Société de Mathématiques Appliquées et Industrielles

Communiqué sur le projet de réforme du baccalauréat (18/02/2018)


Communiqué

Suite à la présentation de la réforme du Lycée et du Baccalauréat général et technologique par Jean-Michel Blanquer le 14 février, les différentes composantes de la Commission Française pour l’Enseignement des Mathématiques signataires de ce texte constatent que le projet actuel pour le Lycée général et technologique comporte encore des zones d’incertitudes et elles partagent l’inquiétude déjà exprimée par l’Association des Professeurs de Mathématiques de l’Enseignement Public (APMEP).

Nous ne sommes pas hostiles à une réforme du baccalauréat, et nous partageons la plupart des critiques sur la lourdeur de son organisation et les conséquences néfastes du "bachotage". Nous partageons aussi le constat que l’organisation actuelle en séries du Lycée général et technologique ne lui permet pas de remplir suffisamment bien sa mission de formation du citoyen ni de préparer à l’enseignement supérieur les futurs scientifiques. Notre volonté est que si une réforme en profondeur du lycée est proposée, l’énergie nécessaire pour la mettre en place conduise à une amélioration effective de la situation. Il est donc important de réfléchir à la structure proposée, avant la mise en place de la réforme dans les établissements et la définition précise des contenus des programmes.
Le projet proposé nous inquiète à la fois pour la formation scientifique du citoyen à la sortie du Lycée général et technologique et pour celle des futurs scientifiques.
Cette réforme acte le fait que certain.e.s lycéen.ne.s peuvent obtenir le baccalauréat sans véritable enseignement de mathématiques en première, ni en terminale. En particulier, on reporte sur l’enseignement supérieur le fait de compenser le déficit de formation en mathématiques pour les futur.e.s professeur.e.s des écoles. L’intitulé du nouvel enseignement de tronc commun "humanités scientifiques et numériques", et le format réduit de 2h hebdomadaires, alors que c’est le seul enseignement de tronc commun comportant des sciences, ne permettent pas de présager que le lycéen qui n’aura choisi aucun autre enseignement scientifique en spécialité ou en enseignement facultatif, pourra acquérir la culture scientifique pourtant jugée indispensable à la formation du citoyen.

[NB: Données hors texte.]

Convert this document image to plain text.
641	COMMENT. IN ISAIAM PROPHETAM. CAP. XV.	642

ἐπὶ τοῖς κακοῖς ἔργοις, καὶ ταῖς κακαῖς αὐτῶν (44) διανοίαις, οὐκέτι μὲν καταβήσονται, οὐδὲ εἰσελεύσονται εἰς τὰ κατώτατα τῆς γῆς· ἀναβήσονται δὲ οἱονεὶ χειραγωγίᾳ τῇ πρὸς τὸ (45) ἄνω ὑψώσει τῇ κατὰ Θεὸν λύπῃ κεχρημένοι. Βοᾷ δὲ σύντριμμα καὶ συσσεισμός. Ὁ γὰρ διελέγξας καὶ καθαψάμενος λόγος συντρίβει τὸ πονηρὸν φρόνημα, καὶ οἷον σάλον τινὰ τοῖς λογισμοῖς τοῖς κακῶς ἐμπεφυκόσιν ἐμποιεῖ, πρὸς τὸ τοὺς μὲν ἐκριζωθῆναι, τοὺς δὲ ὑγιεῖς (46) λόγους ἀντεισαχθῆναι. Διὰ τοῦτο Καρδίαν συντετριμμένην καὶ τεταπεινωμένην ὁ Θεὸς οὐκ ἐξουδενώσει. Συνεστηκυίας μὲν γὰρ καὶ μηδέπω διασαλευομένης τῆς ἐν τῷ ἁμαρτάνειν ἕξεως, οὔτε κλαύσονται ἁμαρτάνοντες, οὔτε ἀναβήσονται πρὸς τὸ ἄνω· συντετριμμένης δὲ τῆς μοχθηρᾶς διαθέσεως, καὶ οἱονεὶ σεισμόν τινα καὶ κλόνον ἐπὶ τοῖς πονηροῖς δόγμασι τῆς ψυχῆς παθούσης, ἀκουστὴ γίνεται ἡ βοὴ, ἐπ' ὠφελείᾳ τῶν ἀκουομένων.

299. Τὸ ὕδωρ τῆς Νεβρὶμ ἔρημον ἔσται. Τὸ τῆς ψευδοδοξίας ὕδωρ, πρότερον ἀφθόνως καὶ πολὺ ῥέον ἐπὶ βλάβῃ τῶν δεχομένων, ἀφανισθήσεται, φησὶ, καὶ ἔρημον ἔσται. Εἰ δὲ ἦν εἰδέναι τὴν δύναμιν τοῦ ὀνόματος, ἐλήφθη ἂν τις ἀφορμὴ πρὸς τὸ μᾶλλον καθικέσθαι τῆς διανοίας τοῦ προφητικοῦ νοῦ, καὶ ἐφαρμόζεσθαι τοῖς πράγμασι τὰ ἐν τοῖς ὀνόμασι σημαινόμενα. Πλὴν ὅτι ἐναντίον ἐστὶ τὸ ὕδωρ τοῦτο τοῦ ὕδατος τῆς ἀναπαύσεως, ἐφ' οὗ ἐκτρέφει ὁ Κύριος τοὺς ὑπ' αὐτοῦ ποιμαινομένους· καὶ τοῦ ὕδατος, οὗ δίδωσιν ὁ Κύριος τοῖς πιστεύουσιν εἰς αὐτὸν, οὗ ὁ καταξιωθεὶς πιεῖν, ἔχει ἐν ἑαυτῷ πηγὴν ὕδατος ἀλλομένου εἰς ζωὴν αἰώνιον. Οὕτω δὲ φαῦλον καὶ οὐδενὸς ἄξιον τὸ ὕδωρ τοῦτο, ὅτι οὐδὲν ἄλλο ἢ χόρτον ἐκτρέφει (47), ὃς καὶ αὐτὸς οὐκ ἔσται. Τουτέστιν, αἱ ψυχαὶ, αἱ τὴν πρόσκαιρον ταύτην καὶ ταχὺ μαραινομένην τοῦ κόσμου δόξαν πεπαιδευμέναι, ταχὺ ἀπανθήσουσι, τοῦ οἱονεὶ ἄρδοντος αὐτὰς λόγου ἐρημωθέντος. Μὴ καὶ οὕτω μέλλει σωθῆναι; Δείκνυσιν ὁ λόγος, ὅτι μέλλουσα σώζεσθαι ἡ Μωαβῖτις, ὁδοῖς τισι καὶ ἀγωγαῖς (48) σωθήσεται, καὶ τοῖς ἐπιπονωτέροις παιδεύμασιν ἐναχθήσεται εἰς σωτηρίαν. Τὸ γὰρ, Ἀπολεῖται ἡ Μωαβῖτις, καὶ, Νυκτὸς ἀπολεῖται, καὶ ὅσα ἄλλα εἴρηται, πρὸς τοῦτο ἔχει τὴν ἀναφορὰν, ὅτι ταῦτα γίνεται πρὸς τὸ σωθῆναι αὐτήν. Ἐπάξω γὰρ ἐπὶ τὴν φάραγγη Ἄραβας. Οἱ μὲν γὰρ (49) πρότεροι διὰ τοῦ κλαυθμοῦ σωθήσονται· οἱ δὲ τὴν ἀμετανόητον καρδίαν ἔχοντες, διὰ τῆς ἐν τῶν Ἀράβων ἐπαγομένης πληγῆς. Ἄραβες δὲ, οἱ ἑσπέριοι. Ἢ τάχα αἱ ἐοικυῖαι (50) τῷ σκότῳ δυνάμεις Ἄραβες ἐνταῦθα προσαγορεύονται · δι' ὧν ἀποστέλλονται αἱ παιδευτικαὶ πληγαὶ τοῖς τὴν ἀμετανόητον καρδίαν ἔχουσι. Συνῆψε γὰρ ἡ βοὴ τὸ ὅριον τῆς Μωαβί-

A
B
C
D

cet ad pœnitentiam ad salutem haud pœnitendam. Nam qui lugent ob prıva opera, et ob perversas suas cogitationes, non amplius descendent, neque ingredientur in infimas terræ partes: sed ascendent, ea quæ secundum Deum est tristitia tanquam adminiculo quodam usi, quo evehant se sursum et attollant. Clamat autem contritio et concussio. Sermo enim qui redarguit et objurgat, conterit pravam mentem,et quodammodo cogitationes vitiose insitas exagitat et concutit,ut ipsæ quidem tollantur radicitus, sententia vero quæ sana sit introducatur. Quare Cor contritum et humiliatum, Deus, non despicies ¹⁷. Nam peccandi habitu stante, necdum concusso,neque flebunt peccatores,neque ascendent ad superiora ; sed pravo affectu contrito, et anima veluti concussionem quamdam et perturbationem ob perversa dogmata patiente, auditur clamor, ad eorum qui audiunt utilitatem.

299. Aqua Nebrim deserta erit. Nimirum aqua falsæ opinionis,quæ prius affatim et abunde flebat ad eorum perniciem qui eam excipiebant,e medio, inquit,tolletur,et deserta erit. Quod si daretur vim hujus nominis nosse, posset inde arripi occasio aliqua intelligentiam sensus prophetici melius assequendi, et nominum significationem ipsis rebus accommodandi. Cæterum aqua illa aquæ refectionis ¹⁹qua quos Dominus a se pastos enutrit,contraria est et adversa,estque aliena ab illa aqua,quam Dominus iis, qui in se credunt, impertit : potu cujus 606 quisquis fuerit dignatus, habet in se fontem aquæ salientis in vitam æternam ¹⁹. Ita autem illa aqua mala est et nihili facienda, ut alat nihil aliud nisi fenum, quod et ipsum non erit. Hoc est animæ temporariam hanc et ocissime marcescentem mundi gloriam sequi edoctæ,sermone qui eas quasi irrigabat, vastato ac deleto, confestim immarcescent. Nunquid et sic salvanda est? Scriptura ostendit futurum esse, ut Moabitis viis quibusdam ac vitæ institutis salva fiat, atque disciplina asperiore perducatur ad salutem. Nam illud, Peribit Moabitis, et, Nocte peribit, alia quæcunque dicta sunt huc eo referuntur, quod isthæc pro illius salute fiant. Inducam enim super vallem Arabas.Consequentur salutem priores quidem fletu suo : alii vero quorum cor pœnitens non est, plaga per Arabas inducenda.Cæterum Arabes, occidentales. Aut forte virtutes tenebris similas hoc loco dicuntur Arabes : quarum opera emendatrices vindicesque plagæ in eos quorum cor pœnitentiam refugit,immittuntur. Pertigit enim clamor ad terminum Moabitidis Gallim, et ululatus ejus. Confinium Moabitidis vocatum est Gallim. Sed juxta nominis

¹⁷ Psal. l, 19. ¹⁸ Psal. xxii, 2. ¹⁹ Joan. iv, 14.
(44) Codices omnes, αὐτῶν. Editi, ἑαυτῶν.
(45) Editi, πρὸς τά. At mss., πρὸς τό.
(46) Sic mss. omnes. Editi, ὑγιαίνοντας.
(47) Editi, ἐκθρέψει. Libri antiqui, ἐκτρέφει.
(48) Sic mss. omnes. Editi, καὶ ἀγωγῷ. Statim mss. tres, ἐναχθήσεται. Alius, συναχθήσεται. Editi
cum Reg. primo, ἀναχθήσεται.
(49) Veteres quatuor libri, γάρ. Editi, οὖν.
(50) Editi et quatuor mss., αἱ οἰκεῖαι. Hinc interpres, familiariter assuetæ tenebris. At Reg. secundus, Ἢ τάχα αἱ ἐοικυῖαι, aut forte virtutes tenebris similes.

Ce nouvel enseignement ne peut être considéré comme une amélioration suffisante de la formation scientifique actuellement très déficitaire dans la série L*. La composition du tronc commun actuel, la liste des disciplines de spécialités et celle réduite des enseignements facultatifs ne permettent pas à un.e lycéen.ne faisant le choix de s’orienter vers les disciplines dites littéraires de consolider sa formation scientifique. Cette réforme ne prend donc pas la mesure des enjeux soulignés dans le rapport Mathiot**..
Concernant le baccalauréat, quel que soit le choix d’orientation du lycéen ou de la lycéenne, la nouvelle épreuve d’oral terminal devra permettre d’évaluer sa faculté de raisonnement, sa capacité à mettre en place une démarche scientifique, il ne peut s’agir uniquement de mobiliser "les connaissances acquises au cours de sa scolarité, notamment scientifiques et historiques."
Pour les futur.e.s scientifiques, notre inquiétude rejoint celle exprimée dans le communiqué de l’UdPPC (Union des professeurs de physique et de chimie). Ce communiqué souligne les nouveaux équilibres du tronc commun, avec une augmentation des horaires de disciplines non scientifiques (Philosophie en terminale, Histoire-géographie en première et en terminale) par rapport à ceux de l’actuelle série S, alors qu’il faut faire place à une nouvelle discipline, l’informatique*** et conforter la formation en mathématiques en interaction avec les sciences expérimentales. Par ailleurs, le projet propose une logique de bi-disciplinarité liée au choix des deux disciplines de spécialités. On pourrait mettre en place d’autres enseignements scientifiques facultatifs permettant des parcours scientifiques plus complets pour répondre aux besoins, comme il est demandé dans le communiqué de l’UPS (Union des Professeurs de classes préparatoires Scientifiques).
En conclusion, le projet ne répond pas aux critiques des séries actuelles du Lycée général et technologique. Il n’affiche pas nettement une volonté de proposer une formation scientifique minimale pour tout lycéen et toute lycéenne ni une formation scientifique équilibrée et approfondie pour les futur.e.s scientifiques. Nous demandons que dans la mise en place effective de la réforme, ces deux aspects soient explicitement traités et améliorés. Le rapport Villani-Torossian sur l’enseignement des mathématiques remis récemment au ministre nous laisse espérer qu’il pourra s’entourer de l’expertise nécessaire pour répondre à cette demande.
La structure et l’organisation donnent le cadre indispensable à la formation, le contenu des enseignements en fait toute la richesse. Nos associations et sociétés savantes souhaitent participer en lien avec le CSP (conseil supérieur des programmes) à l’élaboration des programmes de mathématiques des différents enseignements proposés, en particulier au contenu du tronc commun ("humanités scientifiques et numériques" ) et son articulation avec celui de la spécialité ou des enseignements facultatifs. Elles soulignent aussi la nécessaire interaction avec les autres disciplines scientifiques en amont de la définition des programmes et dans leur rédaction, ainsi que la nécessité d’approfondir plutôt que saupoudrer.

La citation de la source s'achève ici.